We are also introducing THE RNA Storage Solution, a buffer which delivers greater RNA stability than 0.1 mM EDTA or TE. THE RNA Storage Solution has two features which minimize base hydrolysis of RNA: a low pH, and sodium citrate, which acts both as pH buffer and a chelating agent (divalent cations catalyze base hydrolysis of RNA). THE RNA Storage Solution is compatible with all of the common RNA applications such as reverse transcription, in vitro translation, Northern analysis, and nuclease protection assays.

The RNAsecure Reagent is a unique nonenzymatic reagent for the irreversible inactivation of RNases in enzymatic reactions.
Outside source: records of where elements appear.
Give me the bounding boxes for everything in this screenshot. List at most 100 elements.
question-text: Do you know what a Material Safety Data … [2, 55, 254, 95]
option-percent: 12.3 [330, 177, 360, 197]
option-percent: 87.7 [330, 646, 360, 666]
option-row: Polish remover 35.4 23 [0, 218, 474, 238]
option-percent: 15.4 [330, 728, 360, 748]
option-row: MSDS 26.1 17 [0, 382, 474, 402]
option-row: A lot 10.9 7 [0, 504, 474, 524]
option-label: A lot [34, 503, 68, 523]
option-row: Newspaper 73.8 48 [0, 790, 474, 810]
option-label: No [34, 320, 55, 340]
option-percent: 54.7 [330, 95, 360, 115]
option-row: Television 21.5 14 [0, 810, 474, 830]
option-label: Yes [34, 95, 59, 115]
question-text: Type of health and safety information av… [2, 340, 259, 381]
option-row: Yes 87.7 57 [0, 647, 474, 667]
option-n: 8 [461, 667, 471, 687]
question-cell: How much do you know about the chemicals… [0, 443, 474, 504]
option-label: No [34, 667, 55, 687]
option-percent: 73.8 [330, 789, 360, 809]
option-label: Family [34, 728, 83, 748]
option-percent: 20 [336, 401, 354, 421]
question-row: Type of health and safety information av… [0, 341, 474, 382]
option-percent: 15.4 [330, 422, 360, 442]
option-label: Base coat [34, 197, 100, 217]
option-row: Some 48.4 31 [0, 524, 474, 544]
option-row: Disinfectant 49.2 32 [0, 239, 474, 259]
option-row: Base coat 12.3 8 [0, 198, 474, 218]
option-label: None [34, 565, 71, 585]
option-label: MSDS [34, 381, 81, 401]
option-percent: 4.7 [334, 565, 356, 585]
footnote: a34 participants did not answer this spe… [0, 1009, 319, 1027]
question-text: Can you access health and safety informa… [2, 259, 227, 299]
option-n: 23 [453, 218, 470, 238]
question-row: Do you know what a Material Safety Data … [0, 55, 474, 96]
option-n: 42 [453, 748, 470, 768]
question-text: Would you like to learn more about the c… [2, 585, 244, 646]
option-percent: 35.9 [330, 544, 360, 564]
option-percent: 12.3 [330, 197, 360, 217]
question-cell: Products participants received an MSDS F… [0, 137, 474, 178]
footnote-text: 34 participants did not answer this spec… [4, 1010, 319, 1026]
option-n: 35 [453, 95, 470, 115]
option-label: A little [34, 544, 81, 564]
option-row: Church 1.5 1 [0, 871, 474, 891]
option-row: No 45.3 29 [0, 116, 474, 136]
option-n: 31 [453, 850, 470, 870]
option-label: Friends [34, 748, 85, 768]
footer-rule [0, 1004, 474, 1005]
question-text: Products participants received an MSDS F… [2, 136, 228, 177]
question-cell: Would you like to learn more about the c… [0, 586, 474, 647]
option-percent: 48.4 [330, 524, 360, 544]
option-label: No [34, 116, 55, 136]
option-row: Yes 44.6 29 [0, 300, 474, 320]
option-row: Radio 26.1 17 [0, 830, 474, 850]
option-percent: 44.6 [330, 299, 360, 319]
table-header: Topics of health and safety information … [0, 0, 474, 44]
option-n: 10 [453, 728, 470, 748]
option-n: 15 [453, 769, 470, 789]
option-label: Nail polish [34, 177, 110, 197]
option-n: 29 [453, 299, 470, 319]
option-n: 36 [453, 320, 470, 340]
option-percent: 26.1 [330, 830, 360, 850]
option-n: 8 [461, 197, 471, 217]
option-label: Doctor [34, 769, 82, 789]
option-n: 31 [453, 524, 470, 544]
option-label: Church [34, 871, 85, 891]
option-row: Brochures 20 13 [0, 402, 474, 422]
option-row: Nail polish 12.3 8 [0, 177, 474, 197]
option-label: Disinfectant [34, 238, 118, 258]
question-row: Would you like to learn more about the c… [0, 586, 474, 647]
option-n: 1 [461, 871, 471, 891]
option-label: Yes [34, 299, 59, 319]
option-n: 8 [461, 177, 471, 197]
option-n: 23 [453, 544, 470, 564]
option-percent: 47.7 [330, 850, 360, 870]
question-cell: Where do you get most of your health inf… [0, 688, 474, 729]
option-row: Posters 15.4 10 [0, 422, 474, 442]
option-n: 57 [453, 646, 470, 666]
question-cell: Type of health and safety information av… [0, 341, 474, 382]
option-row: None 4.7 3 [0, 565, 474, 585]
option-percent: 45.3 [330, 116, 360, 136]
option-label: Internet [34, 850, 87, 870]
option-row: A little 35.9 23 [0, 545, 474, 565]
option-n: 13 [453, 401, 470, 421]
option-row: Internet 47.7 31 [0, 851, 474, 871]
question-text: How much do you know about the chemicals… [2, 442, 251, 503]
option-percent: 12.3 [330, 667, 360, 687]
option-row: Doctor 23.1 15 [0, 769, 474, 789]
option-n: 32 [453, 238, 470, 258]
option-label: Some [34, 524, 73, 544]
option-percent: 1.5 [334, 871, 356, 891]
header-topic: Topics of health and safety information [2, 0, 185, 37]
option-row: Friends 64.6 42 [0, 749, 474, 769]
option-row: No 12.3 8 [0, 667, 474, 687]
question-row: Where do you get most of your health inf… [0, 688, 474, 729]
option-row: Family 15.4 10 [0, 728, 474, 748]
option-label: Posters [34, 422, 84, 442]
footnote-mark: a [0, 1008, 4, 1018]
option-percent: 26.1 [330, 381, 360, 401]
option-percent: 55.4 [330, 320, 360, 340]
RNAsecureª Resuspension Solution contains the same active ingredients as the RNAsecure Reagent, but is supplied at a working concentration for direct resuspension of RNA pellets. To inactivate RNases, the RNA pellet is resuspended in the RNAsecure Resuspension Solution and heated to 60°C for 10 minutes. A unique feature of RNAsecure is that reheating after the initial treatment will reactivate the RNase-destroying agent to eliminate any new contaminants.

Ambion is continuously inventing ways to make RNA analysis easier. Our goal is to provide unique products to solve the problems researchers frequently face when working with RNA. Ambion's RNAlater Solution, RNA Isolation Kits, and RNA Storage Solutions are designed to work together to take you all the way from tissue to your RNA analysis application.